One of two old sneakers;
Monday, January 16, 2012
Jimmy and Ollie Wicks
Today is Dr. King's day. I've been reading a wonderful book that shares some of the stories of millions of black Americans who beginning with WWI began migrating out of the South. I recall Jim Crow, having grown up in a world with separate facilities and a host of "rules" that enforced a caste system as rigid as anywhere on this planet. My grandpa lived in Northeast Texas back when. I remember him telling me how he encountered a group fo "Night Riders" one evening. He hid from them, because when they were riding, sometimes innocent white folk got hurt too. He rushed home and his daddy scolded him even though he had not done anything wrong. One story he shared was of a black man who had been accused locally. He had been locked up in jail. The mob told the sheriff to get out which he did. They then opened fire from all directions, sending bullets all through the jailhouse and killing the man inside.
But one story stands out from my grandpa that illustrates privilege as well as any. Grandpa had been kicked out on his on before he was grown, the act of a stepmom. Needing to survive, he became a sharecropper. His name was Jimmy. He met a woman named Ollie and they married. Now as sharecroppers, they were paid the same as the black workers. In other words, rarely paid at all as the books always seemed to balance for the owner. This one fellow Jimmy worked for told him to be out of his house in one month because he was planning on leveling the shack and planting on that ground. Grandpa had to leave to go find work elsewhere, another sharecropping gig which is all there was to do in those days in his part of the world.
After he left, grandma Ollie hears a knock on the door. It is the crew with their dozer and they are ready to tear down the shack. She tells them the owner said they had a month, but the guy is persistent and says he has his orders and she needs to get out. She tells him to wait while she gathers a few things, went back inside, and walked out with a shotgun leveled on the crew. She then says firmly they need to get off her land and come back at the end of the month as agreed. They could tell she meant business and left.

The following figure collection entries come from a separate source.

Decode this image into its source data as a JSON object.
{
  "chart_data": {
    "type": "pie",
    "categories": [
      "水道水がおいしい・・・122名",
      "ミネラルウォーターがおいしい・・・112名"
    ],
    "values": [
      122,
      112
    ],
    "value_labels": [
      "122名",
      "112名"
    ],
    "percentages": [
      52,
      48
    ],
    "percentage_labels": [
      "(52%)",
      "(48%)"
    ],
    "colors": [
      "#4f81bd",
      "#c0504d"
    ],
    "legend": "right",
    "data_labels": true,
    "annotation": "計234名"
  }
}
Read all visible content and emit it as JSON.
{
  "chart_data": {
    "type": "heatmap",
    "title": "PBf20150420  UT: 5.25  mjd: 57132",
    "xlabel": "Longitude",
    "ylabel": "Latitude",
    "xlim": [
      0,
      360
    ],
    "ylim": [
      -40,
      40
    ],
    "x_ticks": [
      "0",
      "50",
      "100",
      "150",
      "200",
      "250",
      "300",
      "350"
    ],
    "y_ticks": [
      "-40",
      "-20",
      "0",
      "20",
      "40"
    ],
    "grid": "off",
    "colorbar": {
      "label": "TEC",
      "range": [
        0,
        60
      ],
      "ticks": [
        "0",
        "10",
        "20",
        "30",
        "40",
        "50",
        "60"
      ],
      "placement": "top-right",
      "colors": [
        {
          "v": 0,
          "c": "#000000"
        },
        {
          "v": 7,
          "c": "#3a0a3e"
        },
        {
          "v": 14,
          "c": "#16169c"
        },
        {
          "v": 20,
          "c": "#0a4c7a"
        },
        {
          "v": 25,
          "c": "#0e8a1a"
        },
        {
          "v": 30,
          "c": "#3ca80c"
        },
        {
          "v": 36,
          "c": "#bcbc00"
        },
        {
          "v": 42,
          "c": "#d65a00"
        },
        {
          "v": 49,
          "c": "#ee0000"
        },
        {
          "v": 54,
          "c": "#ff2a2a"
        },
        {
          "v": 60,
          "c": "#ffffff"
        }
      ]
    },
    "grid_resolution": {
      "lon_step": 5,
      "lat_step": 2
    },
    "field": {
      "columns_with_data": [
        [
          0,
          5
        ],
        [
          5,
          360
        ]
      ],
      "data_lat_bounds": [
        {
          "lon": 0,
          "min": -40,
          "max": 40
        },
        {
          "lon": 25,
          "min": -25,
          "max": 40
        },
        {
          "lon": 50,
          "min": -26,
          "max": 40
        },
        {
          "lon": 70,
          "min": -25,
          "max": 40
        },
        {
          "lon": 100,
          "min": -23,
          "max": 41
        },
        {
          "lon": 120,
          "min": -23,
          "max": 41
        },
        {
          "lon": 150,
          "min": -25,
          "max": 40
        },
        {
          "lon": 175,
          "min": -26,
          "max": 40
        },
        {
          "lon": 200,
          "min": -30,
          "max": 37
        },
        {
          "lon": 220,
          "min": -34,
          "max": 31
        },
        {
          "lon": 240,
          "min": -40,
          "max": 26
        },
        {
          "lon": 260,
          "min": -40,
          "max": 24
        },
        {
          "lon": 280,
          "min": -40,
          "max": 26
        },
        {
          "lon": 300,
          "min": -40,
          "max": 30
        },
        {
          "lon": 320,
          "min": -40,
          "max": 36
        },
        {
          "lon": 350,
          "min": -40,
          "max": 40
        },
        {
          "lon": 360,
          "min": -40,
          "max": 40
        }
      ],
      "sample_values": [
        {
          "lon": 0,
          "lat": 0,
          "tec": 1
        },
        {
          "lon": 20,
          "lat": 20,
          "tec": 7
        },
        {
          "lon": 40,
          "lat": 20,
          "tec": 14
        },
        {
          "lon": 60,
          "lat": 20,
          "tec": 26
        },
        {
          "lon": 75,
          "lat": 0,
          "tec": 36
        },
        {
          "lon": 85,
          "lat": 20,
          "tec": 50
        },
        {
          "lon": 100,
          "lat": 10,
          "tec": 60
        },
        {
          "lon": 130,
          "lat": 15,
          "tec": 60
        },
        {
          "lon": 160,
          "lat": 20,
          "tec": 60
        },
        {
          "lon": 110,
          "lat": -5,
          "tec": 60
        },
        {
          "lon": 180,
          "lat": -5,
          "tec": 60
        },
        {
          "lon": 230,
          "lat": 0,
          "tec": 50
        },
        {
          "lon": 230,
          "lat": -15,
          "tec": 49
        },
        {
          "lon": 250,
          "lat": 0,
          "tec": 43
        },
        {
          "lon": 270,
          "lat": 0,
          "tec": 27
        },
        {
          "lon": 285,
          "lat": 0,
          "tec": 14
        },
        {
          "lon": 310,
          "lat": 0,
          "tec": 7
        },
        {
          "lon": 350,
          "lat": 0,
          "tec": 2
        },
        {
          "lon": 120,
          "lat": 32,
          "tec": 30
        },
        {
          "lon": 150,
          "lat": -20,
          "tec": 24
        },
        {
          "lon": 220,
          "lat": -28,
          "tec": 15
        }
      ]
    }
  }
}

Imbedded in this story though an example of what the word privilege means. Had Grandma been black, they likely would not have left. Someone would shoot her dead, or set fire to the house with her in it. If she were black, no one would ask questions. But if you did that to a white lady, the rules were very different.
In Tyler, I remember too well the day Dr. King was assassinated. The police set up patrols outside the downtown businesses and set up checkpoints around the black section of town (yes there was a clearly defined section called Tiger Square.) Now when JFK was killed, nobody was restricted in that way. Or any of the other political assassinations. But the fear, a legacy of an oppressor who had held down an entire group of people for so long, ruled over common sense. I mean come on, riots in Tyler, Texas? Are they nuts? (rhetorical, I know the answer to that one.)
So slavery was knocked down and there was Jim Crow. Jim Crow was finally overruled though some are trying to bring it back today. In order to keep the low wage earners locals needed to turn their huge profits, society turned to a "prison" society. Ask anyone about "driving while black." Illegal searches occur regularly and often. Black men particularly are incarcerated at an alarming rate, and comparison after comparison shows their sentences are proportionately worse as well. Prisons now are big business. When they get out, the only jobs available are those low paying jobs. Whether we call it slavery, or Jim Crow, or incarceration, the net result is the same. The gap between the privileged and those who are not is as big as ever, and plugging our ears yelling "I can't hear you!" won't change that. Some people go on about what Black Americans need to fix this. This is not something Black Americans need to fix! This is something White Americans need to fix! We carry the privilege because it is convenient. That's got to change, and to change it, we must change ourselves. Not just our actions, but our hearts, our systems, our souls. Dr. King said that love illuminates the soul. That's a pretty good start I think.
In memory of Dr. Martin Luther King. May it be sooner rather than later.